Тогда Джеймсу Найтшейду с Оук-стрит, 97 было тринадцать лет, одиннадцать месяцев и двадцать три дня. Уильяму Хэлоуэю, жившему в соседнем доме, исполнилось тринадцать лет, одиннадцать месяцев и двадцать четыре дня. И тот и другой приближались к четырнадцатилетию, оно, как пойманная птица, уже трепетало в их руках.
В ту октябрьскую неделю они за одну ночь сделались взрослыми и навсегда распрощались с детством.
I. Появление
1
Торговец громоотводами появился как раз перед бурей. Пасмурным октябрьским днем он прошел, опасливо оглядываясь, по улицам Гринтауна, небольшого городка в штате Иллинойс. Там, позади, молнии уже били в землю. Там, позади, буря неотвратимо надвигалась и скалила зубы, как огромный разъяренный зверь.

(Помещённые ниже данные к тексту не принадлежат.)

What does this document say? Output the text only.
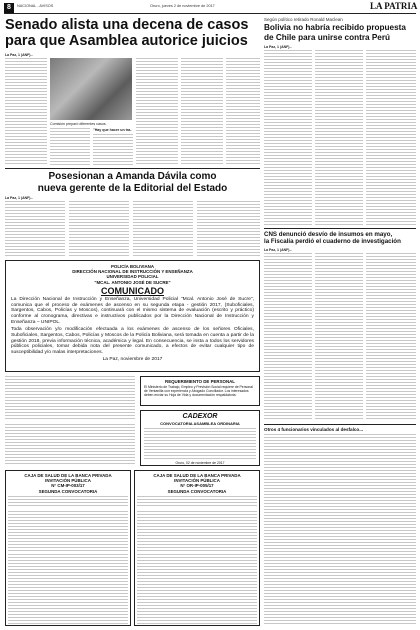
8	NACIONAL - AVISOS	Oruro, jueves 2 de noviembre de 2017	LA PATRIA
Senado alista una decena de casos
para que Asamblea autorice juicios
La Paz, 1 (ANF).-
Comisión preparó diferentes casos.
"Hay que hacer un tra-
Según político retirado Ronald Maclean
Bolivia no habría recibido propuesta
de Chile para unirse contra Perú
La Paz, 1 (ANF).-
Posesionan a Amanda Dávila como
nueva gerente de la Editorial del Estado
La Paz, 1 (ANF).-
CNS denunció desvío de insumos en mayo,
la Fiscalía perdió el cuaderno de investigación
La Paz, 1 (ANF).-
POLICÍA BOLIVIANA
DIRECCIÓN NACIONAL DE INSTRUCCIÓN Y ENSEÑANZA
UNIVERSIDAD POLICIAL
"MCAL. ANTONIO JOSÉ DE SUCRE"
COMUNICADO
La Dirección Nacional de Instrucción y Enseñanza, Universidad Policial "Mcal. Antonio José de Sucre", comunica que el proceso de exámenes de ascenso en su segunda etapa - gestión 2017, (Suboficiales, Sargentos, Cabos, Policías y Moscos), continuará con el mismo sistema de evaluación (escrito y práctico) conforme al cronograma, directivas e instructivos publicados por la Dirección Nacional de Instrucción y Enseñanza – UNIPOL.
Toda observación y/o modificación efectuada a los exámenes de ascenso de los señores Oficiales, Suboficiales, Sargentos, Cabos, Policías y Moscos de la Policía Boliviana, será tomada en cuenta a partir de la gestión 2018, previa información técnica, académica y legal. En consecuencia, se insta a todos los servidores públicos policiales, tomar debida nota del presente comunicado, a efectos de evitar cualquier tipo de susceptibilidad y/o malas interpretaciones.
La Paz, noviembre de 2017
REQUERIMIENTO DE PERSONAL
El Ministerio de Trabajo, Empleo y Previsión Social requiere de Personal de Ventanilla con experiencia y Abogado Conciliador. Los interesados deben enviar su Hoja de Vida y documentación respaldatoria.
CADEXOR
CONVOCATORIA ASAMBLEA ORDINARIA
Oruro, 02 de noviembre de 2017
Otros 4 funcionarios vinculados al desfalco...
CAJA DE SALUD DE LA BANCA PRIVADA
INVITACIÓN PÚBLICA
N° CM-IP-003/17
SEGUNDA CONVOCATORIA
CAJA DE SALUD DE LA BANCA PRIVADA
INVITACIÓN PÚBLICA
N° OR-IP-005/17
SEGUNDA CONVOCATORIA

Торговец громко расхваливал свой товар, скрипел и лязгал огромной кожаной сумкой, где скрывались загадочные предметы, которые он предлагал у каждой двери, пока не подошел, наконец, к небрежно подстриженному газону.

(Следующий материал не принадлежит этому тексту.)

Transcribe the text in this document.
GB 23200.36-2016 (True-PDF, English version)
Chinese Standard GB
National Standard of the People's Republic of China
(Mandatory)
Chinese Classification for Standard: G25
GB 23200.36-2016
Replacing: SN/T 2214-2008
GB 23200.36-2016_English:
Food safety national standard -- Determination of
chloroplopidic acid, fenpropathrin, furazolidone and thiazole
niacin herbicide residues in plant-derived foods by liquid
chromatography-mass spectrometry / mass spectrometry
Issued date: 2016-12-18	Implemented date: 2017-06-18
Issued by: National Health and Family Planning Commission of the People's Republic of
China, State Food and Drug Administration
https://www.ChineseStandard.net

Нет, не небрежная стрижка привлекла его внимание. Торговец громоотводами окинул пристальным взглядом двух мальчиков, устроившихся на склоне пологого холма. Чем-то очень похожие друг на друга, они вырезали из веток свистки и болтали о всякой всячине, довольные тем, что за минувшее лето сумели исходить вдоль и поперек весь Гринтаун, а с тех пор, как начались занятия в школе, каждый день бегали отсюда до озера и во-он оттуда до самой реки.
— Привет, ребята! — окликнул их человек в одежде цвета грозовых облаков. — Старики дома?

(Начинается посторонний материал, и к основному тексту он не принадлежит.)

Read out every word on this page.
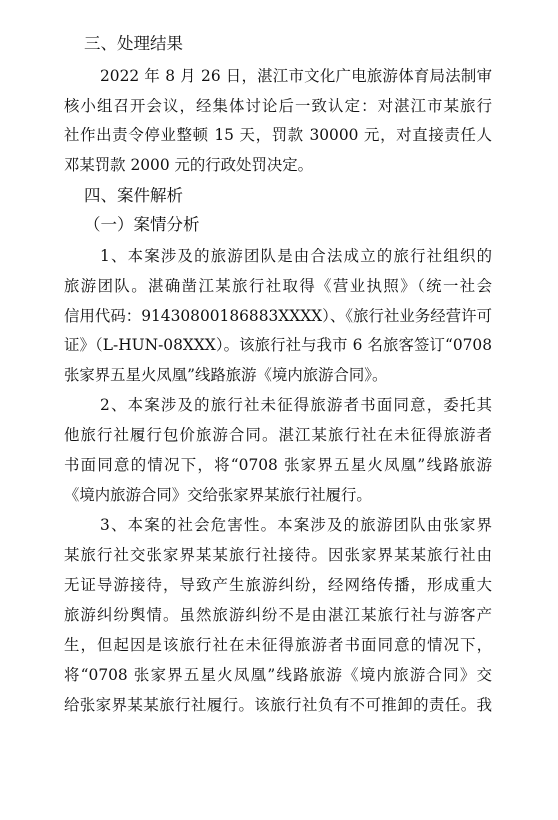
三、处理结果
2022 年 8 月 26 日，湛江市文化广电旅游体育局法制审
核小组召开会议，经集体讨论后一致认定：对湛江市某旅行
社作出责令停业整顿 15 天，罚款 30000 元，对直接责任人
邓某罚款 2000 元的行政处罚决定。
四、案件解析
（一）案情分析
1、本案涉及的旅游团队是由合法成立的旅行社组织的
旅游团队。湛确凿江某旅行社取得《营业执照》（统一社会
信用代码：91430800186883XXXX）、《旅行社业务经营许可
证》（L-HUN-08XXX）。该旅行社与我市 6 名旅客签订“0708
张家界五星火凤凰”线路旅游《境内旅游合同》。
2、本案涉及的旅行社未征得旅游者书面同意，委托其
他旅行社履行包价旅游合同。湛江某旅行社在未征得旅游者
书面同意的情况下，将“0708 张家界五星火凤凰”线路旅游
《境内旅游合同》交给张家界某旅行社履行。
3、本案的社会危害性。本案涉及的旅游团队由张家界
某旅行社交张家界某某旅行社接待。因张家界某某旅行社由
无证导游接待，导致产生旅游纠纷，经网络传播，形成重大
旅游纠纷舆情。虽然旅游纠纷不是由湛江某旅行社与游客产
生，但起因是该旅行社在未征得旅游者书面同意的情况下，
将“0708 张家界五星火凤凰”线路旅游《境内旅游合同》交
给张家界某某旅行社履行。该旅行社负有不可推卸的责任。我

Мальчики покачали головами.
— А у вас, у самих, деньги водятся?
Мальчики вновь покачали головами.
— Ладно. — Торговец прошел шага три, остановился и опустил плечи. Ему вдруг показалось, что он давно знает окна их домов и это холодное небо над головой. Он медленно повернулся и глубоко вздохнул. Ветер гудел в голых деревьях. Солнечный луч, скользнув сквозь узкий разрыв в облаках, упал на дуб и отчеканил из последних листьев несколько новеньких золотых монет. Но вот солнце исчезло; монетки были истрачены, все вокруг посерело; торговец встряхнулся, как бы сбрасывая странные чары, овладевшие им.
Он медленно побрел вглубь лужайки и спросил:
— Как тебя звать, паренек?
Первый мальчик, с волосами, точно пух осеннего чертополоха, слегка наклонил голову, прикрыл один глаз и посмотрел на торговца другим, ясным, как капля летнего дождя.
— Уилл, — ответил он, — Уильям Хэлоуэй.
Грозовой джентльмен повернулся ко второму подростку:
— А тебя?
Тот неподвижно лежал животом на осенней траве и, казалось, обдумывал, как бы ему назваться. Его волосы цвета лощеных каштанов были жесткими и спутанными, а глаза, неподвижно глядевшие в одну точку, отливали зеленоватым блеском горного хрусталя. Наконец, он небрежно сунул в рот сухую травинку и ответил:
— Джим Найтшейд.
Грозовой торговец кивнул, как если бы он все это знал наперед.
— Найтшейд, — повторил он, — имя вполне подходящее.
— Единственно подходящее, — подтвердил Уилл Хэлоуэй. — Я родился на одну минуту раньше полуночи тридцатого октября. Джим родился на одну минуту позже полуночи уже тридцать первого октября.
— В канун праздника Всех святых. — Сказал Джим.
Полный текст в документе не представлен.